Conflict analysis can also inform investment decisions. For example, our work supporting the European Investment Bank’s conflict sensitivity helpdesk has shown how analysing fragility and resilience can help institutions design projects that minimise risks while contributing to positive peace outcomes.
- Use dialogue to build trust
Dialogue is a powerful tool for peacefully resolving conflicts and strengthening cooperation in divided communities. When shaped and led by those directly affected by conflict, dialogue processes can help rebuild trust, reduce tensions and improve relationships between communities, authorities and service providers. For humanitarian actors working in contested environments, this trust can be essential to delivering effective assistance.
- Adopt gender-sensitive and inclusive approaches
Gender inequality and social exclusion often lie at the heart of conflict dynamics and hamper communities’ ability to respond effectively to humanitarian crises. Inclusive approaches that recognise how social norms shape community responses ensure that programmes meet the needs of diverse groups. Evidence shows that addressing harmful power dynamics can reduce violence, improve economic wellbeing and strengthen resilience.

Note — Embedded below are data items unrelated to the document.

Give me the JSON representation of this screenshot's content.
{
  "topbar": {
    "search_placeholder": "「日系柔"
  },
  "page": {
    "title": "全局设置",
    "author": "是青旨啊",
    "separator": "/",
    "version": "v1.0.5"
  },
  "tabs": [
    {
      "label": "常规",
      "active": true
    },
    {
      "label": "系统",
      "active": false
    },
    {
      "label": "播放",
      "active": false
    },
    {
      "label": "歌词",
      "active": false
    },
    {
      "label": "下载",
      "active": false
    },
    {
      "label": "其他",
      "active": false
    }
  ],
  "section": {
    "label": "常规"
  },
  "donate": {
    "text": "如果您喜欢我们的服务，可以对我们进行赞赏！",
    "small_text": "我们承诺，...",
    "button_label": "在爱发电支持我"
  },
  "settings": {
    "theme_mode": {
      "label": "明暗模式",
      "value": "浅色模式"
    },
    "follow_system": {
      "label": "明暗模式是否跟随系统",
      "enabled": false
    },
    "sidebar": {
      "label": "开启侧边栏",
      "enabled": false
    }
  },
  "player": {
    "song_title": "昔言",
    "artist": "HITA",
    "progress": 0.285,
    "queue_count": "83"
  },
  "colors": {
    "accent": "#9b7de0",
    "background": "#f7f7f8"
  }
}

- Align climate and humanitarian action with peacebuilding
Climate action in fragile settings must go beyond technical solutions. When climate programmes ignore conflict dynamics, they risk reinforcing inequalities, deepening divisions and fuelling further violence.
Conflict sensitive approaches ensure interventions ‘do no harm’, while ‘peace-positive’ strategies go further by fostering inclusive governance, cooperation and trust. Integrating dialogue, participatory decision making and local knowledge into climate adaptation can strengthen both social cohesion and environmental resilience.
The need for conflict sensitivity and a peace-positive approach
Fragile and conflict-affected settings are at the epicentre of today’s humanitarian, development and climate challenges. A time of rising need is also a time of constrained budgets. Yet the systems designed to address these challenges still haven’t adapted to deliver sustainable impacts in these environments.
For policymakers, donors and humanitarian organisations, including those in the UK, the message is clear. Development interventions cannot afford to be ineffective in the places where they are needed most.
Integrating conflict sensitivity and peace-positive approaches across humanitarian, climate and development programming offers a path forward. Peace is not an optional add-on to aid and climate action. It is the condition that allows communities to thrive, institutions to function and interventions to deliver lasting impact.